Ponto 3 – o que seria um segundo governo Bolsonaro

Caso prevaleçam os fatores pró-Bolsonaro na economia e na saúde, há o risco concreto de uma consolidação da barbárie, mas ampliada com outros atores. Afinal, trata-se definitivamente de um país sem caráter institucional.

Para impedir um governo social-democrata que coloque um fim a esse banquete de bárbaros, poderá ocorrer o seguinte movimento.

1. Bolsonaro repaginado

Fortalecido, Bolsonaro não terá necessidade de continuar apelando às suas bases radicais, moderando a retórica – não a prática – para ampliar sua base de apoio.

Hoje em dia, por exemplo, o desmonte final do Estado é contido pela resistência de quadros do Estado ligados ao bolsonarismo – especialmente as forças policiais. Conseguindo diversificar sua base de apoio,  poderá se aventurar a encarar a pá de cal no Estado brasileiro, a reforma administrativa. Preservando, obviamente, a polícia e o Judiciário.

2. Exército co-gestor do desastre

Sem o alarido das ruas, o Exército poderá se curvar cada vez mais a Bolsonaro. Afinal, tornou-se uma corporação sem nenhum verniz intelectual, sem projeto algum de país, sem uma liderança de fôlego sequer, meramente administrando alianças com outros setores e benesses para a corporação. Juarez Távora, Estilac Leal, os Cardoso, Golbery, personalidades à esquerda e à direita serão apenas um quadro na parede das Forças Armadas, substituídos por DAS armados.

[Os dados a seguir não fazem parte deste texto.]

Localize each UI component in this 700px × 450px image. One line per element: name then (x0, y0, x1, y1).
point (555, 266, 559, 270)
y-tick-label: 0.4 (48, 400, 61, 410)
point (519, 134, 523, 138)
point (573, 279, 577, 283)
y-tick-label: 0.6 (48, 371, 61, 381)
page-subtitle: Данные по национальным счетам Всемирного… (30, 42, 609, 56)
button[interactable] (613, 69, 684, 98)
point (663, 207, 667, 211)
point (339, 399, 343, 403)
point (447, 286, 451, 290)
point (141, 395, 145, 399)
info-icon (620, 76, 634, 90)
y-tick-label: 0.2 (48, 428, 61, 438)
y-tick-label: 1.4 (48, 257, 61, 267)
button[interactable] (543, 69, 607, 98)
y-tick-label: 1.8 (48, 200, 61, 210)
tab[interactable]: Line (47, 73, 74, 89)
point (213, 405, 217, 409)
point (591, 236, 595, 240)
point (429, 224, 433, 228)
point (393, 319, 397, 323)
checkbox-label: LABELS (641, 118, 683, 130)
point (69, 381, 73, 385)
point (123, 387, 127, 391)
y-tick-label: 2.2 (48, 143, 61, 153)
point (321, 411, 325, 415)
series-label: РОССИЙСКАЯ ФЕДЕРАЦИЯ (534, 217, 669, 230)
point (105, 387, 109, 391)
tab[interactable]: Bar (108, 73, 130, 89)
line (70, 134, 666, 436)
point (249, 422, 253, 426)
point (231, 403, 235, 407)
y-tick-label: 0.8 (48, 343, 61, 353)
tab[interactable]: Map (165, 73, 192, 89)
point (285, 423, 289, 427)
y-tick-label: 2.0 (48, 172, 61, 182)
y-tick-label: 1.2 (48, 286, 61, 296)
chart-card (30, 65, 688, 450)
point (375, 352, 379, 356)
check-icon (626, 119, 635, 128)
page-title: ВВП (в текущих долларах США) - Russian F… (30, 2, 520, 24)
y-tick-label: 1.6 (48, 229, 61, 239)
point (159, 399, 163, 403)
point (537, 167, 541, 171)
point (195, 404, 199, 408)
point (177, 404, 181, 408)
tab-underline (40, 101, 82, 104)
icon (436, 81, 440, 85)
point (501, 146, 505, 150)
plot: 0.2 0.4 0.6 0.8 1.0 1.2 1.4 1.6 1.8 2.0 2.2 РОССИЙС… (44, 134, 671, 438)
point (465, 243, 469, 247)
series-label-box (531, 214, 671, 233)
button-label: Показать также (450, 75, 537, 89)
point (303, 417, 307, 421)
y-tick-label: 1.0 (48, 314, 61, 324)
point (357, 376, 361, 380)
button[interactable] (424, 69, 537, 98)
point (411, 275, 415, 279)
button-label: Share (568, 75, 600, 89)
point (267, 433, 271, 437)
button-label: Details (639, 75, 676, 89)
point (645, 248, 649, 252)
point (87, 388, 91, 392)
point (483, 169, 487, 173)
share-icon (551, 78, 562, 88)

Assista a entrevista do historiador Manuel Domingos sobre os militares, hoje.

3. Mercado comprado

Se der certo o projeto Bolsonaro repaginado, haverá uma aceleração do desmonte do Estado, com a destruição final do sistema público de serviço. Com o endosso do mercado, bastarão alguns acenos de Bolsonaro para a mídia corporativa cair de novo em seus braços consumando a privatização total da educação, com a destruição do sistema público de ensino, e a ampliação da privatização da saúde.

4. Diques de contenção

Sem o endosso das ruas, um cabo e um sargento bastarão pra retrair o Supremo, a CPI do Covid e outras tentativas de conter Bolsonaro.

Ponto 4 – os pontos de resistência

Menciono o cenário acima como um argumento “ad terrorem”. Mas é uma possibilidade concreta. Não é por outro motivo, que a própria OCDE e o Fórum Econômico Mundial conferem ao Brasil o status de ameaça – tanto climática quanto à democracia -, em pé de igualdade com a Turquia.

Veja, a propósito, entrevista com o jornalista Jamil Chade, sobre o pensamento dos organismos multilaterais e das principais associações do capitalismo.

Não há mais tempo para se perseguir terceiras vias ou seja lá isso o que for, ou procrastinar em relação aos abusos de Bolsonaro, esperando que a crise ou as manifestações de rua resolvam a questão.

O país está no momento mais decisivo da sua história e com a pior geração de homens públicos e privados da história. Resta apenas uma personalidade com dimensão – Lula, por sua história e por seu papel de ex-presidente. Resta ver se conseguirá superar o pensamento miúdo e imediatista de um país que perdeu todas as referências.

As recentes manifestações conjuntas de Lula e FHC acendem uma luz, ainda que tênue, de esperança.